Будары вошли в просторную заводь и стали возле леска на якоре.
По указу Татаринова в честь вернувшихся, чтоб сберечь порох, грянули не все, как бывало раньше, а только четыре пушки главного калибра, по числу стен в городе.
Встретив родственников, живых и здоровых, многие целовались, обнимались, плакали.
Петро Щадеев спросил атамана:
– Схвачены ли изменники, объявившиеся в крепости?
– Схвачены! – ответил Татаринов. – И нынче им будет жестокий суд и расправа. Терпеть крамолу не станем далее! Своей властью и властью войска вырвем с корнем неслыханную лжу, наветы и крамолу…
На берег стали сносить кули с хлебом, толокном, катили горбатые сорокаведерные бочки с вином, медом, пивом. Стали сгружать чувалы с белой, ржаной мукой, пересыпать из бочек в кули крупы овсяные, выгружать зелье ручное и пушечное, свинцовую казну, ядра для пушек… Тут приезжие казаки да их родичи стали разглядывать камки, тафты и сукна, пожалованные в Москве. Есаул Порошин, взяв проезжую грамоту, сверил, все ли казаки вернулись, пересчитал, переписал беглых людей, пожелавших нести службишку на Дону, пересчитал и записал в особую книгу бочки с порохом, свинец, царское жалованье, бочки с вином. И записал есаул в ту же особую книгу ранее привезенные Татариновым семнадцать церковных книг, взятых из Большого дворца да у купцов, и пятьсот рублей, о которых склепали небылицу мятежные атаманы.

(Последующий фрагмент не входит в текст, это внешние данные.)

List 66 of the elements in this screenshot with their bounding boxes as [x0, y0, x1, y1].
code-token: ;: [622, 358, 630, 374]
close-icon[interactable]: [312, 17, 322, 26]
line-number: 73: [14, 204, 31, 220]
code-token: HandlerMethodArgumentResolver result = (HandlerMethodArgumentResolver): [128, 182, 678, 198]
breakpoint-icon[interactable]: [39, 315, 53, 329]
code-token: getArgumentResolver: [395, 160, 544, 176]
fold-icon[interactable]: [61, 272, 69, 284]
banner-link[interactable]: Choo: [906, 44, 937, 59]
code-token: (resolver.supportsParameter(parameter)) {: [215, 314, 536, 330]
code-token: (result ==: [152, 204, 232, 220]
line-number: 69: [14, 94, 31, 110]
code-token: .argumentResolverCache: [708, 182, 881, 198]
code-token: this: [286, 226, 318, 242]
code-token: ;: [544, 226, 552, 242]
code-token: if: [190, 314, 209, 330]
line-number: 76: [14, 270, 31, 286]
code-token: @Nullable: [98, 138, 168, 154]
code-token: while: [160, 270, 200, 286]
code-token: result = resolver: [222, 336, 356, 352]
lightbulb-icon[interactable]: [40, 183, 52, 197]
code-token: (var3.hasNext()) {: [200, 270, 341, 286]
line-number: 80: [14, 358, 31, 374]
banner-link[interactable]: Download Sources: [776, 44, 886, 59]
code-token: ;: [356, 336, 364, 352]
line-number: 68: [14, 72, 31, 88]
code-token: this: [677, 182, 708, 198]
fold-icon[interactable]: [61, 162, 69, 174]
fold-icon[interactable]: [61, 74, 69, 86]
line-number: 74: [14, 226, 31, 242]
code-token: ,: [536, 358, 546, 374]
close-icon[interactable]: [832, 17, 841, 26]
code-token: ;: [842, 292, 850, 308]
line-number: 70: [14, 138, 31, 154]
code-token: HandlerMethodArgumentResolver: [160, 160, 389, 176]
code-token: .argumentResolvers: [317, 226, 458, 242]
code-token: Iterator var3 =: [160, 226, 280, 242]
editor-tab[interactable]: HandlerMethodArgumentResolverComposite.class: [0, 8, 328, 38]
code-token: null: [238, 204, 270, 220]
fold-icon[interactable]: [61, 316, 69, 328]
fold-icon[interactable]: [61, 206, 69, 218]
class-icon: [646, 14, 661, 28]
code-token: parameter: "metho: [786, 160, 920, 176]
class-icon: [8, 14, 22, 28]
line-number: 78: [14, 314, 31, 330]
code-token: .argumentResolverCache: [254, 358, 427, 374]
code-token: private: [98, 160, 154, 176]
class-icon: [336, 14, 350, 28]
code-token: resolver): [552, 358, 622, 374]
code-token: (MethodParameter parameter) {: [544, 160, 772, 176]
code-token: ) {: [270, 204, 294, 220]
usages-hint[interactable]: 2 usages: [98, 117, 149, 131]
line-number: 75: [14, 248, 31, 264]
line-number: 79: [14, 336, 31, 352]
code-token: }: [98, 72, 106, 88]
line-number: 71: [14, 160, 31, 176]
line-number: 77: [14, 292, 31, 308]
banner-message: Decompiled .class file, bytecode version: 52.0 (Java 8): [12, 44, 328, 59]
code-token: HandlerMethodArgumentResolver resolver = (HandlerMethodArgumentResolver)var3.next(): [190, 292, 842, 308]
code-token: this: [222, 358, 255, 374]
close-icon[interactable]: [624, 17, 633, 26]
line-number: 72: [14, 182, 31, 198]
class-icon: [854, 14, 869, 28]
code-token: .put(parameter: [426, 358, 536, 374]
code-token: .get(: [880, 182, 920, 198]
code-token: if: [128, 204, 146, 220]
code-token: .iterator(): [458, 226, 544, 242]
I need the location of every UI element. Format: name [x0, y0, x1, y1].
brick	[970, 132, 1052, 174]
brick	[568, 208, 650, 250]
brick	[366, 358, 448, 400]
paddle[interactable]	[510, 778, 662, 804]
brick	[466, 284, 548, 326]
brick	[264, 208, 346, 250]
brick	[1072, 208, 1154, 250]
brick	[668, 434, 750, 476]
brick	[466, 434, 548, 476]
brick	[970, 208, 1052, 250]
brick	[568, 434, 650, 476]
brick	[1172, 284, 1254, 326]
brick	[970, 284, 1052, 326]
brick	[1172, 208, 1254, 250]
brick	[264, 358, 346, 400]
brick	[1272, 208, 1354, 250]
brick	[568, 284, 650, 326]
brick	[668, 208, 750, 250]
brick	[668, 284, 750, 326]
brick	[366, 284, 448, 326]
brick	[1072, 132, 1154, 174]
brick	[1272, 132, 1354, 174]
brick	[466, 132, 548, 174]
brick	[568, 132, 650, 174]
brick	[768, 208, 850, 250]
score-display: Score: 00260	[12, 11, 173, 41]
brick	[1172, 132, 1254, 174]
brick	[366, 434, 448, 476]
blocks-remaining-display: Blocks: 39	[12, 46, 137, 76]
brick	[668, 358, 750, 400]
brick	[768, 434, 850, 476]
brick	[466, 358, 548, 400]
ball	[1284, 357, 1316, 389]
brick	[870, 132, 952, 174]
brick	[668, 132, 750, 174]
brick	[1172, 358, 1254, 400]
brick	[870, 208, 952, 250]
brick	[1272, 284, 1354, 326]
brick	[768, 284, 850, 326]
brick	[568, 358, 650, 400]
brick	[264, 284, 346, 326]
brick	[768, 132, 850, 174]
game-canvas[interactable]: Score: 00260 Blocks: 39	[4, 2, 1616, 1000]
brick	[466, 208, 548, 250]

Добро под царским знаменем, со звоном колокольным полдня носили в крепость и складывали на майдане. По воле войска сбили большой круг. Есаул Порошин сел за один стол с дьяком Нечаевым по правую сторону помоста, а есаул Иван Зыбин с черным попом Серапионом – за другой, по левую. На том и на другом столах, покрытых золотистой парчой, стояли сулеи с чернилами и лежали малыми снопами ловко отточенные гусиные перья.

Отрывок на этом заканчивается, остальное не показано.